Implement configuration and support for SmartCard / CAC
Summary
Implement Smartcard/CAC Authentication in GitLab introduces support for SmartCard / CAC Functionality was merged into GitLab-EE, and configuration has been MR'd to Omnibus GitLab. This functionality appears currently targeted for the 11.6 release.
We are hearing growing demand to also support Smartcard/CAC in the Helm chart.
Configuration used
gitlab.yml
## Smartcard authentication settings
smartcard:
# Allow smartcard authentication
enabled: {{ include "gitlab.appConfig.smartcard.enabled" $ }}
# Path to a file containing a CA certificate
ca_file: {{ include "gitlab.appConfig.smartcard.caFile" $ | quote }}
# Port where the client side certificate is requested by the webserver (NGINX/Apache)
client_certificate_required_port: {{ include "gitlab.appConfig.smartcard.requiredPort" $ }}Implementation Notes
This feature can not be implemented without changing the configuration of SmartCard Authentication, using alternate host name rather than port (explained in gitlab-org/gitlab#10526 (closed)).

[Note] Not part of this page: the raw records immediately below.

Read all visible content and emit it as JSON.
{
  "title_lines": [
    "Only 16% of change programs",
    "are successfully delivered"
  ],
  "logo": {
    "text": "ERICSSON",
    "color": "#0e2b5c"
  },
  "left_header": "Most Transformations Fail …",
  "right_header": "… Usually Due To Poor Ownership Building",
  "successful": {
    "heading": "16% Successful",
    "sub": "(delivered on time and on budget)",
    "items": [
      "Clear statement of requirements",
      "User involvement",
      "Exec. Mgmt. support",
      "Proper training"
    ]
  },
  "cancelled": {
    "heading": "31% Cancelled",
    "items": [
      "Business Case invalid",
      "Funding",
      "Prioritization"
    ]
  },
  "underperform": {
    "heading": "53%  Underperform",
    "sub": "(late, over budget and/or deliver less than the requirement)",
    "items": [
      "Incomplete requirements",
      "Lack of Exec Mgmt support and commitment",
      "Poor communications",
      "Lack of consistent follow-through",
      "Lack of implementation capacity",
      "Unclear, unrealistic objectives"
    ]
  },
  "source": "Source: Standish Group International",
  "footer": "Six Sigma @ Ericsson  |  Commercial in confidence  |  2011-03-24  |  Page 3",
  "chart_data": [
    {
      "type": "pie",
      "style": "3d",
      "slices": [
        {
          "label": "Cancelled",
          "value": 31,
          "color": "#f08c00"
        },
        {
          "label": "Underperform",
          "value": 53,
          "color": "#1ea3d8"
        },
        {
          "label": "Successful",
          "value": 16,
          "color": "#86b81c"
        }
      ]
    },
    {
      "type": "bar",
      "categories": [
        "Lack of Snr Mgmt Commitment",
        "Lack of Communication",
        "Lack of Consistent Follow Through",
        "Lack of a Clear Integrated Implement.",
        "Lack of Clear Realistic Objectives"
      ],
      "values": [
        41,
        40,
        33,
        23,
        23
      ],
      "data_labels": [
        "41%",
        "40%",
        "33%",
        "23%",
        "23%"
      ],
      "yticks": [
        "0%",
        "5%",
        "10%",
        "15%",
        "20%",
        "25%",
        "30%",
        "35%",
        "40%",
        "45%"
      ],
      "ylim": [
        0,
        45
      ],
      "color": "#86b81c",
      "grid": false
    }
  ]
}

Once this change is applied, Chart can leverage the existing nginx-ingress (possibly with custom configuration) to handle client TLS authentication, which is needed for SmartCard Authentication.
Another implementation consideration is that both nginx-ingress and workhorse need the CA. Where and how the user can provide the CA Secret needs to be addressed by the implementation. One possibility is to use global.certificates.customCAs (check the following comments of #988 (comment 147196309)).
Last but not least, Smartcard authentication against LDAP must be added as well. This feature is supported by Omnibus.